Women seem to prefer flexi-timing jobs that help them juggle multiple roles at critical phases in life over a full-time career engagement that could potentially disrupt work-life balance, according to a survey among working women.
The study, ‘VIEWPORT 2010 – Flexible Careers – Moment of Truth' carried out through September-November 2010 by Chennai-based consultancy Avtar Career Creators, reveals that 91 per cent of the women professionals surveyed resorted to flexi-working at some point of time in their careers, but only 25 per cent availed this through a policy offered by their employers. The rest of the respondents had negotiated it informally through discussions with their supervisors and mentors.

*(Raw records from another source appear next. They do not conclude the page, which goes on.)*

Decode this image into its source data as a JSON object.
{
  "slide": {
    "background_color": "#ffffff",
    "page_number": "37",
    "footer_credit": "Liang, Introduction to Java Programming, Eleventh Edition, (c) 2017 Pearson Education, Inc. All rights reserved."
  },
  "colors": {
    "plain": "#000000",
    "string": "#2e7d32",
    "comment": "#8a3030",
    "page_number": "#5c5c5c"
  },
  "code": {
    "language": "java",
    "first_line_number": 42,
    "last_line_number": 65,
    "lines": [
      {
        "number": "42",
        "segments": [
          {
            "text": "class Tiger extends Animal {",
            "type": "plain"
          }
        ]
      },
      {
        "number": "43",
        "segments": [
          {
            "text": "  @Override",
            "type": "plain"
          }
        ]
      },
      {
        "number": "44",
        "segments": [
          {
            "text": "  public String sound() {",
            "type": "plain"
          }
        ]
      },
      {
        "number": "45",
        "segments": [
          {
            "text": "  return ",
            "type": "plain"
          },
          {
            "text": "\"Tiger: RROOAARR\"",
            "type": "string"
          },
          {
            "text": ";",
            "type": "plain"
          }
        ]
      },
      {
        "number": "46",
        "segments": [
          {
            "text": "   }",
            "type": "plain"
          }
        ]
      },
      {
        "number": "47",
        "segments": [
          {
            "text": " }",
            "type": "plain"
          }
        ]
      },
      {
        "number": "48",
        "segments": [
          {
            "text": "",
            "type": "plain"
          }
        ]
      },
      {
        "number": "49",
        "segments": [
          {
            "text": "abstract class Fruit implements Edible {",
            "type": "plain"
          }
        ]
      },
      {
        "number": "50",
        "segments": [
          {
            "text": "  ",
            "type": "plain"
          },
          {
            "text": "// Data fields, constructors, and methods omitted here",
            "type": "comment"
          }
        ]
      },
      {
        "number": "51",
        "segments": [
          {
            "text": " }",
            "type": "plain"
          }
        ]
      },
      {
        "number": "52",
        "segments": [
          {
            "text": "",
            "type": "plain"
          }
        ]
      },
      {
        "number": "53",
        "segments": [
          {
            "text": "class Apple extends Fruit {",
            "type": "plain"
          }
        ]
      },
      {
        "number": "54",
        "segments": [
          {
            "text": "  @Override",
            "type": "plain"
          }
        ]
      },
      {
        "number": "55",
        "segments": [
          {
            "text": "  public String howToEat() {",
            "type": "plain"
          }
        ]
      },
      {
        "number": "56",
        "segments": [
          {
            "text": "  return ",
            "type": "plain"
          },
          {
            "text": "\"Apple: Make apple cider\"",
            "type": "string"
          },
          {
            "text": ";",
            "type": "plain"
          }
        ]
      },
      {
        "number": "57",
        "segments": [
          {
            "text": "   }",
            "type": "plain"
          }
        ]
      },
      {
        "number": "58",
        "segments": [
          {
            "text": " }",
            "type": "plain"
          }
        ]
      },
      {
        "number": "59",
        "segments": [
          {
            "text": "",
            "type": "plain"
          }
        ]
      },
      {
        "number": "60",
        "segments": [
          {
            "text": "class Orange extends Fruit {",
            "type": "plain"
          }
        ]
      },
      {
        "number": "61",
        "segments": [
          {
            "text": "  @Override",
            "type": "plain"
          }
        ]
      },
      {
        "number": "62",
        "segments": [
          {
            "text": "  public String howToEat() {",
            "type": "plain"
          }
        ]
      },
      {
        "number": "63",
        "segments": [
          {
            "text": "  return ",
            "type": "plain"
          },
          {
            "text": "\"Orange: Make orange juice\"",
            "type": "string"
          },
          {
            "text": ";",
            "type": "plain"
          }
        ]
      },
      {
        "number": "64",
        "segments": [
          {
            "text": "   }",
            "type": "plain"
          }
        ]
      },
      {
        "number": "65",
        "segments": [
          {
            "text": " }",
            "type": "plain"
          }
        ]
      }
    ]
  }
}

“This overwhelming decree in support of flexibility could be a reflection of the times when a woman's self-actualisation is not uni-dimensional and that she requires flexibility to don the many roles that she does,” said Saundarya Rajesh, Avtar founder-president.
The study covered the responses of 341 senior women professionals across India as well as the policies and practices around flexi-working followed by 45 top organisations.
One of the key findings of the study is that while corporates realise the need for gender diversity across every level —with over 61 per cent believing that there is robust business case in support of flexible working —they are apprehensive about instituting a flexi-work policy because it demands change not only in the minds of the managers but also in the very culture of the organisation.
Ms. Rajesh points out that the Indian woman, more so than her counterparts around the world, requires flexibility at crucial junctures in her life.
A typical Avtar case study involves Viji Sankaran, who took up a flexi-timing job as M&A consultant with Thomson Reuters for a three-year period to bring up her children and later turned full-time at the same organisation.
Ms. Rajesh points out that flexi careers is a win-win situation for women professionals as well as the organisation.
“From a corporate perspective it is always better to pace down the career of women for a few years to help tide over a phase of overriding domestic duties than to have her leave the organisation after having invested in grooming a staffer,” she said.